Maxime Prévot : "Peut-être avons-nous été un peu addicts au pouvoir"

Maxime Prévot « Pour le cdH, l’opposition est un choix  définitif »
Maxime Prévot « Pour le cdH, l’opposition est un choix définitif » - © Tous droits réservés

Au lendemain des élections, Catherine Fonck et Céline Frémault avaient déjà évoqué un possible retour du cdH dans l’opposition. Depuis mercredi soir, la décision est prise : les Humanistes optent pour une opposition qui devrait durer 5 ans. Qu’est-ce qui a dicté ce choix ? Après 33 années au pouvoir en Wallonie sur les 38 années d’existence de la région wallonne, le cdH a reçu de la part de l’électeur "un signal clair, un signal de sanction" qui entraînera "un travail de refondation interne et de refonte doctrinale radicale".

Un message devenu illisible

Les résultats des élections sont sans appel. Avec 5% des voix à Bruxelles et 11% en Wallonie, le cdH devient le 5e parti francophone. Si le cdH a été sanctionné, analyse Maxime Prévot, "c’est probablement parce que le parti a été désarticulé entre les différents niveaux de pouvoir régionaux et fédéral. La lisibilité de nos messages n’était pas aisée et nous étions dans des majorités différentes".

L’ancien PSC a-t-il toujours été prêt à tout pour aller au pouvoir ? Et le plus souvent avec le PS ? Le patron des centristes le reconnaît : "Sur les 40 dernières années, nous n’avons été que 5 ans dans l’opposition. Peut-être avons-nous été un peu addicts au pouvoir. Un certain effet d’usure doit faire de cette tristesse une opportunité pour nous régénérer. Nous serons une force d’opposition importante, mais pas assez pour rester au sein des exécutifs. On aurait trop peu pesé dans les attelages gouvernementaux. Nous n’aurions pas pu mettre en œuvre notre programme".

Un choix définitif?

Pour Maxime Prévot, la décision est prise : "Les résultats du scrutin ne vont pas changer. C’est une défaite que l’on veut assumer avec humilité. Nous respectons le signal des électeurs".

Et ce choix radical est définitif, même si les négociations à venir bloquent entre les autres partis : "C’est un choix définitif. En Wallonie et à Bruxelles, notre retrait n’empêche pas de créer des majorités. Et au Fédéral, nous n’avons que 5 sièges.
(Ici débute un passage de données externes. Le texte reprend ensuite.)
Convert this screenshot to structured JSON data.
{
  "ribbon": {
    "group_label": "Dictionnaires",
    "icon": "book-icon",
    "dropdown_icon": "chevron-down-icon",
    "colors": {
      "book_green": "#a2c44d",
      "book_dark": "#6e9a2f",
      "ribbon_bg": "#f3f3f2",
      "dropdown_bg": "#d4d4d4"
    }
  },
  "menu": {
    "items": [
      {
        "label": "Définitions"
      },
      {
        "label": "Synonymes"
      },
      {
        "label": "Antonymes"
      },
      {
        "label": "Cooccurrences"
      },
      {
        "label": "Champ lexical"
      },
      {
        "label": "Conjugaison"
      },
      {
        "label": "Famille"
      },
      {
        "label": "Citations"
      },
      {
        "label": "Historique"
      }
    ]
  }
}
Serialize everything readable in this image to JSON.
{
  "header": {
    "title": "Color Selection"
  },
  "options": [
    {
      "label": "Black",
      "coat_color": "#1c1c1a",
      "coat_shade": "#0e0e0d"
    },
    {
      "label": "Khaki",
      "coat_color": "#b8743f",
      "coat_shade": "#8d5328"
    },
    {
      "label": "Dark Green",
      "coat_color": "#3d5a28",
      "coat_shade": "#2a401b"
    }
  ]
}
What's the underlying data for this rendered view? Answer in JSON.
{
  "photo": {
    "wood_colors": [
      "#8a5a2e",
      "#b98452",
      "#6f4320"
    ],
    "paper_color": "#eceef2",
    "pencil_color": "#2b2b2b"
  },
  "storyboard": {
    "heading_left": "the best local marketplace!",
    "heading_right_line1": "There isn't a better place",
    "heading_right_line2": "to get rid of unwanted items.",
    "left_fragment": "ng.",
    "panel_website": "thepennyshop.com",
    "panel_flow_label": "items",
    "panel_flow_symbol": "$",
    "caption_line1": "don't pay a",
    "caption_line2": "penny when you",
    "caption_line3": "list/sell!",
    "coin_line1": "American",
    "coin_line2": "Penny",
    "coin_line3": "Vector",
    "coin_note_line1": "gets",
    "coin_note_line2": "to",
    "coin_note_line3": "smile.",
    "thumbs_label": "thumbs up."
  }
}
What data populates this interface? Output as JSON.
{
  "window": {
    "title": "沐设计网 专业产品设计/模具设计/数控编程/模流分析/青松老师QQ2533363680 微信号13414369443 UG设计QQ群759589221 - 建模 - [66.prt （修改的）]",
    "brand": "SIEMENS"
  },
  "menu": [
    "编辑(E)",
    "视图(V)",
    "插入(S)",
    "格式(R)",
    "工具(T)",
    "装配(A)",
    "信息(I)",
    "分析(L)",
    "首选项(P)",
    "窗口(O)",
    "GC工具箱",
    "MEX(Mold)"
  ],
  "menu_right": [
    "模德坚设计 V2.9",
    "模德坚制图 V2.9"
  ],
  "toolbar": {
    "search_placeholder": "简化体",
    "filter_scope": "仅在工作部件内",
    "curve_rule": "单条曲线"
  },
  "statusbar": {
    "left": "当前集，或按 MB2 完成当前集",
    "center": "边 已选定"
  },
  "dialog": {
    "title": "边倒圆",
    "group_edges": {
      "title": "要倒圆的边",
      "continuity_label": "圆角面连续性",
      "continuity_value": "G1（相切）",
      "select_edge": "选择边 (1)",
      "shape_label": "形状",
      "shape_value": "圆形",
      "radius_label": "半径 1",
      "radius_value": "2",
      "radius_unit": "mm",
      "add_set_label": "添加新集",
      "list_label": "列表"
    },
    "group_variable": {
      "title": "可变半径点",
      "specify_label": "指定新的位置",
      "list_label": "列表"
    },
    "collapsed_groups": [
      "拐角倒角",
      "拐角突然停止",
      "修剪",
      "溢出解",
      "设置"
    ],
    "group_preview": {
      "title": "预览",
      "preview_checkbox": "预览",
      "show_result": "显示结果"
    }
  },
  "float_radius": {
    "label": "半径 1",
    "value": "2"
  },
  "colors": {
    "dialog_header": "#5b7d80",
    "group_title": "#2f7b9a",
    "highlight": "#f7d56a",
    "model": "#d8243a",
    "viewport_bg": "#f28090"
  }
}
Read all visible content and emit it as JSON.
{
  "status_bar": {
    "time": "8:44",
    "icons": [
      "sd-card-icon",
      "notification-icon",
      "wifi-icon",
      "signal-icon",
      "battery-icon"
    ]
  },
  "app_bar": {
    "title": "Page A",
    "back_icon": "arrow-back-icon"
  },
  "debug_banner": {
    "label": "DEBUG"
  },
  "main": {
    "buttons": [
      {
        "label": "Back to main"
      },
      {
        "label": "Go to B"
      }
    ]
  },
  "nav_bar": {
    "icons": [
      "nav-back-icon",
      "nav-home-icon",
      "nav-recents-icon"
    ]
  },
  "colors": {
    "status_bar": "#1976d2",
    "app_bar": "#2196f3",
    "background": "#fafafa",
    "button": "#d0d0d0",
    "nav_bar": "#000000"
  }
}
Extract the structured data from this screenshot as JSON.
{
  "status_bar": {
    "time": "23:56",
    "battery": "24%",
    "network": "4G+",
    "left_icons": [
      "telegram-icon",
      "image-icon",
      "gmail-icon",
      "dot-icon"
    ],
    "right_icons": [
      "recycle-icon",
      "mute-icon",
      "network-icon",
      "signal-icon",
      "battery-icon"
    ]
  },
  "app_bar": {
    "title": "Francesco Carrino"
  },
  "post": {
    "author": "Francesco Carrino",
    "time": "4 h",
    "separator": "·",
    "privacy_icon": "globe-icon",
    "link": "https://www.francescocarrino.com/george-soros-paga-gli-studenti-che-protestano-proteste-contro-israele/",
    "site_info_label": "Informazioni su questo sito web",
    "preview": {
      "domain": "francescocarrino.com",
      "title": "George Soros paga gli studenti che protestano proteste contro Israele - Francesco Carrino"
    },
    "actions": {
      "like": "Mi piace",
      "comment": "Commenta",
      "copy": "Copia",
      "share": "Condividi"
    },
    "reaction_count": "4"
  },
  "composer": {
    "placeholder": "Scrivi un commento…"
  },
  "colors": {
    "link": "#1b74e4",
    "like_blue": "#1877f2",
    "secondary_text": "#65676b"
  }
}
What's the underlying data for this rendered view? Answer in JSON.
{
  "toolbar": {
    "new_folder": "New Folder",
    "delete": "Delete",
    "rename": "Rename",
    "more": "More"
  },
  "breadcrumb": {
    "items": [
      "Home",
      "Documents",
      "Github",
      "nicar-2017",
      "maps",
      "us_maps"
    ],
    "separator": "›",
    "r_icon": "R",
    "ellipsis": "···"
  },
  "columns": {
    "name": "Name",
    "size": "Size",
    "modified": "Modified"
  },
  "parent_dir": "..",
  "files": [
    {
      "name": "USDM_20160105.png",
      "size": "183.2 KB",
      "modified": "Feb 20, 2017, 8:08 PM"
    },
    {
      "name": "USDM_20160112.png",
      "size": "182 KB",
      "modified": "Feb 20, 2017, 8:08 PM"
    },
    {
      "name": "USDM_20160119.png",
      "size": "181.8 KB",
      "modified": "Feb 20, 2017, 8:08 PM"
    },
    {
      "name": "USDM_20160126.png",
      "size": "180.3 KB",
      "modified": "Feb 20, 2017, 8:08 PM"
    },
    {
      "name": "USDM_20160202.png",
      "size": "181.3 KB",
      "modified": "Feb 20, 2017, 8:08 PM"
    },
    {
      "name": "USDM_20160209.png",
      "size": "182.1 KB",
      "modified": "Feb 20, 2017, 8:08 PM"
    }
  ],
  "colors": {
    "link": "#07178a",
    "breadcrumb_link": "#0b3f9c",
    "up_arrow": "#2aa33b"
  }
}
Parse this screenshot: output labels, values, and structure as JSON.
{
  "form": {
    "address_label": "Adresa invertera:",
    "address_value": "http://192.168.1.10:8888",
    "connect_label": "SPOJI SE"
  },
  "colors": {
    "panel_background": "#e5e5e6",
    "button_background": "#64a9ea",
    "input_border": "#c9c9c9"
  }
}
Notre poids ne perturbera donc pas le choix de majorité. Dans aucun cas, nous ne sommes nécessaires". "Avec 5 sièges sur 150 à la Chambre, on ne complique rien au niveau des négociations du fédéral", insiste Maxime Prévot qui promet en revanche une opposition constructive : "Si pour pouvoir faire barrage à l’extrême droite ou faire progresser des causes comme le climat, nos 5 voix sont nécessaires, nous répondrons présents. Et cela pourra se faire depuis les bancs de l’opposition". Il prend en exemple l’attitude d’Ecolo lorsqu’il a participé, bien que dans l’opposition, à la mise en place de la 6e réforme de l’Etat.

Une voie royale pour le MR

Le président du cdH se défend de faire le jeu des libéraux francophones mais dit vouloir tenir compte d’une triple réalité : "Le PS reste le premier parti francophone, le MR la seconde force. Et Ecolo a remporté une victoire électorale". Et en aucun cas un quelconque "pacte PS-Ecolo" n’est la cause de la future cure d’opposition des Humanistes : "Ce n’est pas cela qui a fait qu’on part en opposition. On voulait être en capacité de peser et pas nous accrocher à tout prix au pouvoir".

Un nouveau nom pour le parti du centre

Un des premiers chantiers du repositionnement pourrait porter sur le changement de nom du parti. Une question qui n’est pas taboue, reconnaît Maxime Prévot qui veut s’assurer que "notre offre politique répond toujours aux besoins des citoyens et aux grandes questions". Comme les enjeux climatiques par exemple. Recréer un autre parti au centre est une éventualité que le patron du cdH dit ne pas exclure. Mais ce sera "avec toutes les générations et en prenant le temps. Les positions centristes sont fragilisées en Europe. Pourtant sur la scène politique les extrêmes s’imposent de plus en plus. Cela nous amène à entamer un processus volontariste. Il faut se réinventer pour défendre l’intérêt de tous les Belges". "Lourde tâche" aurait dit Charles De Gaulle.